Ukraine Fever Sweeps the Balkans
10:02 AM, Mar 3, 2014 • By STEPHEN SCHWARTZ
The idiom of social rebellion is common in Balkan culture, which has undergone numerous such movements over the centuries, and where communism in the former Yugoslavia, under the charismatic dictator Joseph Broz Tito (1892-1980) kept memories of it alive in a civic myth that imposed much less conformity and silence than in other Communist lands. Lately, public acclaim for a “Balkan spring” gave way rapidly to visions of a “Bosnian-Ukrainian model.”
But in Bosnia-Herzegovina and Albania, entrenched elites quickly sought to profit from social conflict. The Bosnian politician Fahrudin Radoncic, leader of a party titled the Union for a Better Future, which holds four out of 28 seats in the weird, ineffectual House of Representatives crafted for the Muslim-Croat Federation, has been accused of organizing the assault on the government buildings in Sarajevo in an attempted coup d’etat. Radoncic, once a respected dissident, is now seen as a patron of shady deals with Serbian extremists—likewise an old motif in the Balkans. Dnevni Avaz (Daily Voice), a down-market tabloid owned by Radoncic, last week featured a column headed “Ukraine Is All of Us”—rhetoric viewed as cynical by many Bosnians.
Similarly, former Albanian prime minister Sali Berisha, an ex-Communist and leader of his country’s entrenched Democratic party, stirred the striking minivan drivers against the Socialist (i.e., neo-Communist) administration of Edi Rama, who took power last year.
As in Ukraine, allegations that discredited leaders are manipulating mass protests in Bosnia-Herzegovina and Albania to regain influence are widespread. But in the Balkan lands, they are more convincing than they appear to be in Kiev. On February 28, Zeljko Komsic, an ex-Communist and politically independent member of the three-person presidency of Bosnia-Herzegovina, declared “I am not with fascists, chauvinists, thieves, or racketeers.” Epitomizing the complexity of post-Dayton Bosnian governance, Komsic is the Croat representative in the presidency, which comprises a Bosnian Muslim, a Serbian, and a Croatian.
A legal complaint brought at the European Court of Human Rights in Strasbourg by Dervo Sejdic, a Bosnian Roma (Gypsy) representative, and Jakob Finci, president of the Bosnian Jewish Community, alleged discrimination in that, under Dayton, members of minorities are excluded from the Bosnian presidency. The Court found for the plaintiffs in the case, Sejdic and Finci v. Bosnia and Hercegovina, but a reform of the ethno-political structure has yet to be adopted.
Since the cathartic arson at government facilities in Sarajevo, protests have continued but with much-diminished participation, typically bringing together a few hundred elderly folk aggrieved mainly by the loss of pensions. Observing one such gathering on Saturday, March 1, which was Bosnian Independence Day, I noticed the prominent display of a portrait of Tito. Nostalgia for communism is an important motive for elderly Bosnians to take to the streets.

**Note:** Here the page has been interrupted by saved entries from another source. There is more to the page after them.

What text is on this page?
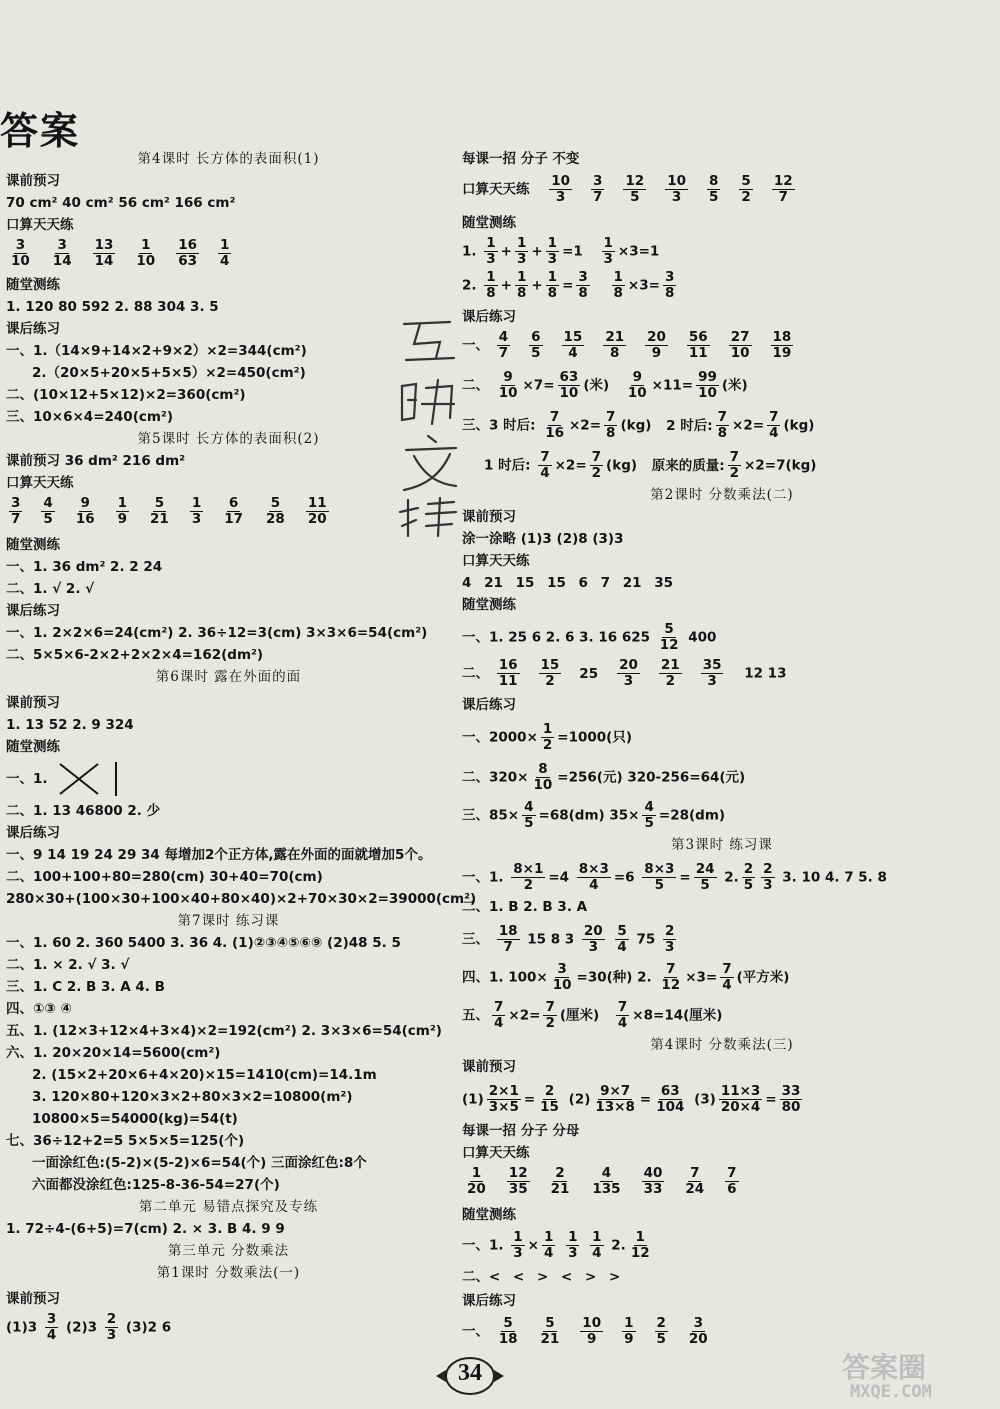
答案
第4课时 长方体的表面积(1)
课前预习
70 cm² 40 cm² 56 cm² 166 cm²
口算天天练
$\frac{3}{10} \frac{3}{14} \frac{13}{14} \frac{1}{10} \frac{16}{63} \frac{1}{4}$
随堂测练
1. 120 80 592 2. 88 304 3. 5
课后练习
一、1.（14×9+14×2+9×2）×2=344(cm²)
2.（20×5+20×5+5×5）×2=450(cm²)
二、(10×12+5×12)×2=360(cm²)
三、10×6×4=240(cm²)
第5课时 长方体的表面积(2)
课前预习 36 dm² 216 dm²
口算天天练
$\frac{3}{7} \frac{4}{5} \frac{9}{16} \frac{1}{9} \frac{5}{21} \frac{1}{3} \frac{6}{17} \frac{5}{28} \frac{11}{20}$
随堂测练
一、1. 36 dm² 2. 2 24
二、1. √ 2. √
课后练习
一、1. 2×2×6=24(cm²) 2. 36÷12=3(cm) 3×3×6=54(cm²)
二、5×5×6-2×2+2×2×4=162(dm²)
第6课时 露在外面的面
课前预习
1. 13 52 2. 9 324
随堂测练
一、1.
二、1. 13 46800 2. 少
课后练习
一、9 14 19 24 29 34 每增加2个正方体,露在外面的面就增加5个。
二、100+100+80=280(cm) 30+40=70(cm)
280×30+(100×30+100×40+80×40)×2+70×30×2=39000(cm²)
第7课时 练习课
一、1. 60 2. 360 5400 3. 36 4. (1)②③④⑤⑥⑨ (2)48 5. 5
二、1. × 2. √ 3. √
三、1. C 2. B 3. A 4. B
四、①③ ④
五、1. (12×3+12×4+3×4)×2=192(cm²) 2. 3×3×6=54(cm²)
六、1. 20×20×14=5600(cm²)
2. (15×2+20×6+4×20)×15=1410(cm)=14.1m
3. 120×80+120×3×2+80×3×2=10800(m²)
10800×5=54000(kg)=54(t)
七、36÷12+2=5 5×5×5=125(个)
一面涂红色:(5-2)×(5-2)×6=54(个) 三面涂红色:8个
六面都没涂红色:125-8-36-54=27(个)
第二单元 易错点探究及专练
1. 72÷4-(6+5)=7(cm) 2. × 3. B 4. 9 9
第三单元 分数乘法
第1课时 分数乘法(一)
课前预习
$(1)3 \frac{3}{4} (2)3 \frac{2}{3} (3)2$ 6
每课一招 分子 不变
口算天天练 $\frac{10}{3} \frac{3}{7} \frac{12}{5} \frac{10}{3} \frac{8}{5} \frac{5}{2} \frac{12}{7}$
随堂测练
1. $\frac{1}{3} + \frac{1}{3} + \frac{1}{3} =1 \frac{1}{3} \times 3=1$
2. $\frac{1}{8} + \frac{1}{8} + \frac{1}{8} = \frac{3}{8}$
$\frac{1}{8} \times 3= \frac{3}{8}$
课后练习
一、 $\frac{4}{7} \frac{6}{5} \frac{15}{4} \frac{21}{8} \frac{20}{9} \frac{56}{11} \frac{27}{10} \frac{18}{19}$
二、 $\frac{9}{10} \times 7= \frac{63}{10}$ (米) $\frac{9}{10} \times 11= \frac{99}{10}$ (米)
三、3 时后: $\frac{7}{16} \times 2= \frac{7}{8} (kg)$ 2 时后: $\frac{7}{8} \times 2= \frac{7}{4} (kg)$
1 时后: $\frac{7}{4} \times 2= \frac{7}{2} (kg)$ 原来的质量: $\frac{7}{2} \times 2=7(kg)$
第2课时 分数乘法(二)
课前预习
涂一涂略 (1)3 (2)8 (3)3
口算天天练
4 21 15 15 6 7 21 35
随堂测练
一、1. 25 6 2. 6 3. 16 $625 \frac{5}{12} 400$
二、 $\frac{16}{11} \frac{15}{2} 25 \frac{20}{3} \frac{21}{2} \frac{35}{3} 12$ 13
课后练习
一、$2000\times \frac{1}{2} =1000$(只)
二、$320\times \frac{8}{10} =256$(元) 320-256=64(元)
三、$85\times \frac{4}{5} =68(dm)$ $35\times \frac{4}{5} =28(dm)$
第3课时 练习课
一、1. $\frac{8\times 1}{2} =4 \frac{8\times 3}{4} =6 \frac{8\times 3}{5} = \frac{24}{5} 2$. $\frac{2}{5} \frac{2}{3} 3$. 10 4. 7 5. 8
二、1. B 2. B 3. A
三、 $\frac{18}{7} 15$ 8 $3 \frac{20}{3}$
$\frac{5}{4} 75 \frac{2}{3}$
四、1. $100\times \frac{3}{10} =30$(种) 2. $\frac{7}{12} \times 3= \frac{7}{4}$ (平方米)
五、 $\frac{7}{4} \times 2= \frac{7}{2}$ (厘米) $\frac{7}{4} \times 8=14$(厘米)
第4课时 分数乘法(三)
课前预习
$(1) \frac{2\times 1}{3\times 5} = \frac{2}{15} (2) \frac{9\times 7}{13\times 8} = \frac{63}{104} (3) \frac{11\times 3}{20\times 4} = \frac{33}{80}$
每课一招 分子 分母
口算天天练
$\frac{1}{20} \frac{12}{35} \frac{2}{21} \frac{4}{135} \frac{40}{33} \frac{7}{24} \frac{7}{6}$
随堂测练
一、1. $\frac{1}{3} \times \frac{1}{4}$
$\frac{1}{3}$
$\frac{1}{4} 2$. $\frac{1}{12}$
二、< < > < > >
课后练习
一、 $\frac{5}{18} \frac{5}{21} \frac{10}{9} \frac{1}{9} \frac{2}{5} \frac{3}{20}$
34	答案圈
MXQE.COM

Leaflets for the March 1 assembly, taped up throughout Sarajevo, demanded “social justice for all.” Bosnia’s Muslim religious leadership, under moderate direction since the replacement of the Wahhabi-line chief cleric Mustafa Ceric by Husein Kavazovic last year, supports the call for social justice. But the Islamic approach to Bosnian problems is conservative.
At Friday prayers in Sarajevo’s exquisite and intimate 16th-century Cobanija mosque, the day before the March 1 protest, the elderly preacher, known as a khatib and different from the imam, who leads the service, pronounced blessings and immediately commenced an eloquent denunciation of violent demonstrations. With his voice repeatedly breaking, he said to stay away from barricades such as were seen in the recent uproar. He referred to violence as “Satan’s path” and called on the assembled Bosnian Muslims to be thankful for the existence of a state with a territory and constitution which they should protect and obey. He said he was a pensioner himself and that his wife had not worked for years. But he repeated, “do not go to the barricades. Do not be tempted to Satan’s path. Remember that we have a state, territory, political structures and freedom. Do not waste them or abuse them.”
Meanwhile, those who remain indignant about corruption, rulership from afar, joblessness, lack of pensions, and the other misfortunes of Dayton besetting Bosnians have been meeting in “plenums” for democratic debate and proposal of solutions.
Thus, its Balkan disarray notwithstanding, Bosnia may find a secure way to European standards of entrepreneurship, accountability, and popular sovereignty. In a land where rebellion seems deeply embedded in the culture, hope is not exhausted.